I am trying to scrape data from this link https://www.morningstar.com/funds/xnas/gibix/portfolio -- basically all the data I can get, but particularly the Fixed Income Style Table and the Exposure, Bond Breakdown table.
Here is my code:
import requests
from selenium import webdriver
import pandas as pd
link = 'https://api-global.morningstar.com/sal-service/v1/fund/portfolio/holding/v2/F00000MUR2/data'
headers = {
'apikey': 'lstzFDEOhfFNMLikKa0am9mgEKLBl49T',
'user-agent': 'Mozilla/5.0 (Windows NT 10.0; Win64; x64) AppleWebKit/537.36 (KHTML, like Gecko) Chrome/100.0.4896.127 Safari/537.36'
}
payload = {
'premiumNum': '1000',
'freeNum': '1000',
'languageId': 'en',
'locale': 'en',
'clientId': 'MDC',
#'benchmarkId': 'mstarorcat',
'benchmarkId': 'category',
'component': 'sal-components-mip-holdings',
'version': '3.59.1'
}
with requests.Session() as s:
s.headers.update(headers)
resp = s.get(link,params=payload)
container = resp.json()
The above code is for what I have scraping the holdings data at the bottom. But it seems like I am having trouble figuring out what my 'component'
field in my header should be. I have tried even 'sal-components-fixed-income-exposure-analysis'
but to no avail.
What you are doing is not web scraping, but an API request.
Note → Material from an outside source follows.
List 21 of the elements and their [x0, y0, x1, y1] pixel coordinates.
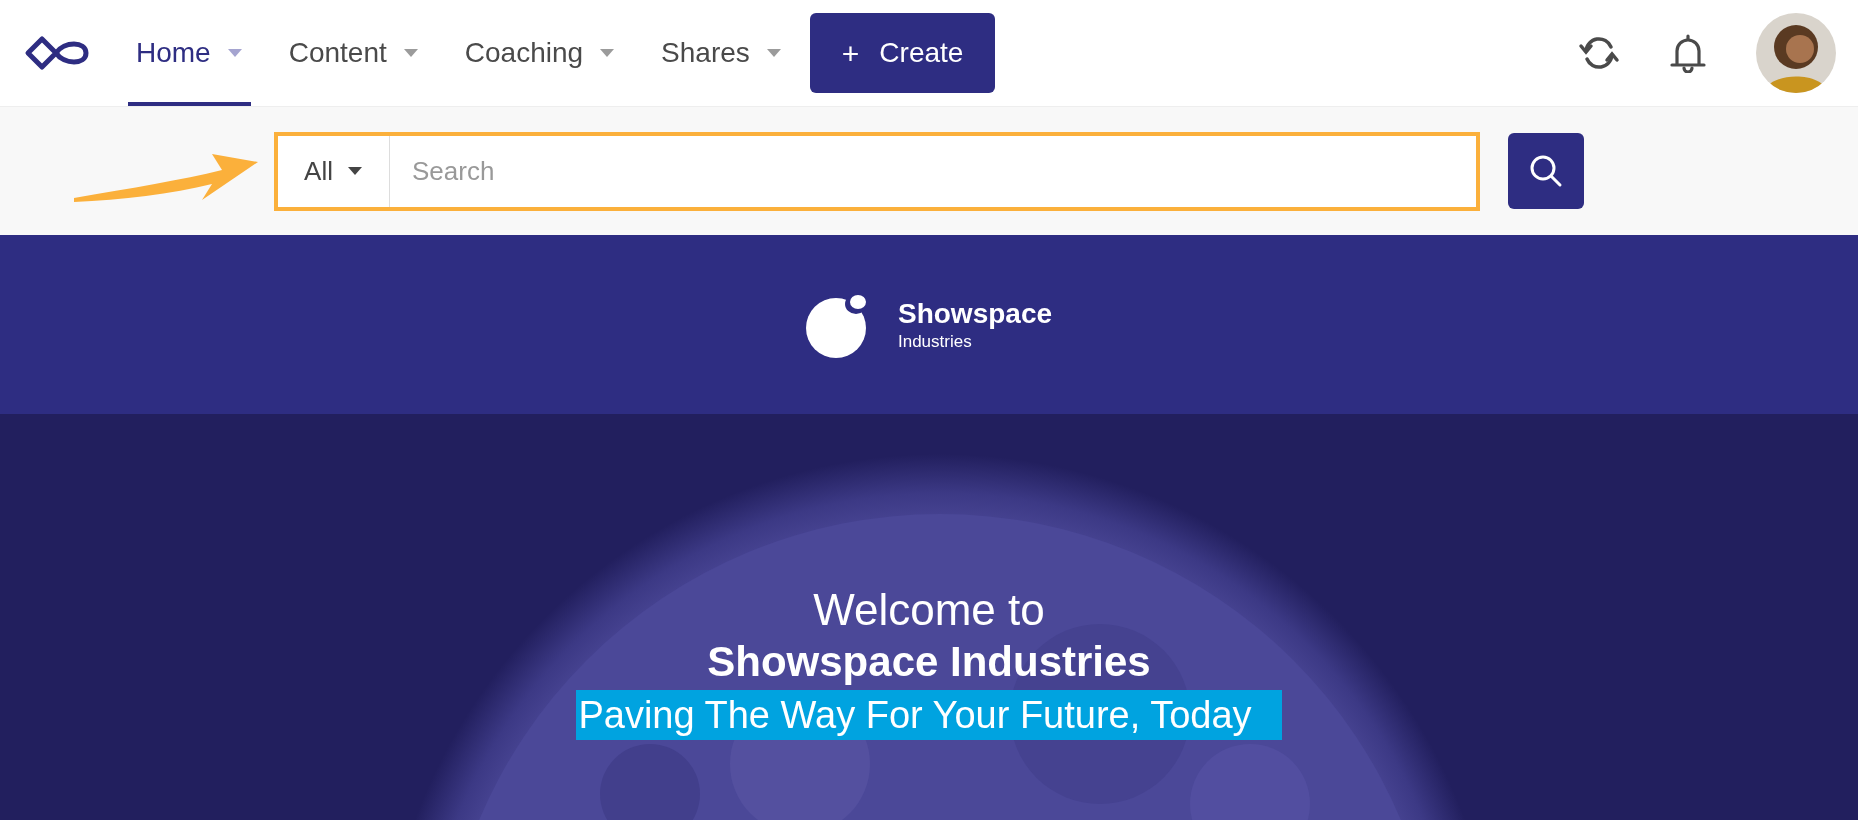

There's probably a way to get the data you want through the API but you might have to discover it from their docs: https://developer.morningstar.com/developer-resources/api-visualization-library/about
But I can provide you with a code snippet for actually scraping the data from this page:
from selenium import webdriver
from selenium.webdriver.chrome.service import Service
from webdriver_manager.chrome import ChromeDriverManager
from time import sleep
import pandas as pd
url = 'https://www.morningstar.com/funds/xnas/gibix/portfolio'
options = webdriver.ChromeOptions()
options.add_argument('--headless=new')
with webdriver.Chrome(service=Service(ChromeDriverManager().install()),
options=options) as driver:
driver.get(url)
sleep(10)
html = driver.page_source
tables = pd.read_html(html) #this will require lxml module
"tables" here is a list of dataframes from every table found in the page when fully loaded.
To install lxml module just pip install lxml
Ps: I tried getting the html with a request response but it's returning another page, looks like you gotta open the page and wait until it's fully loaded to get the correct source html.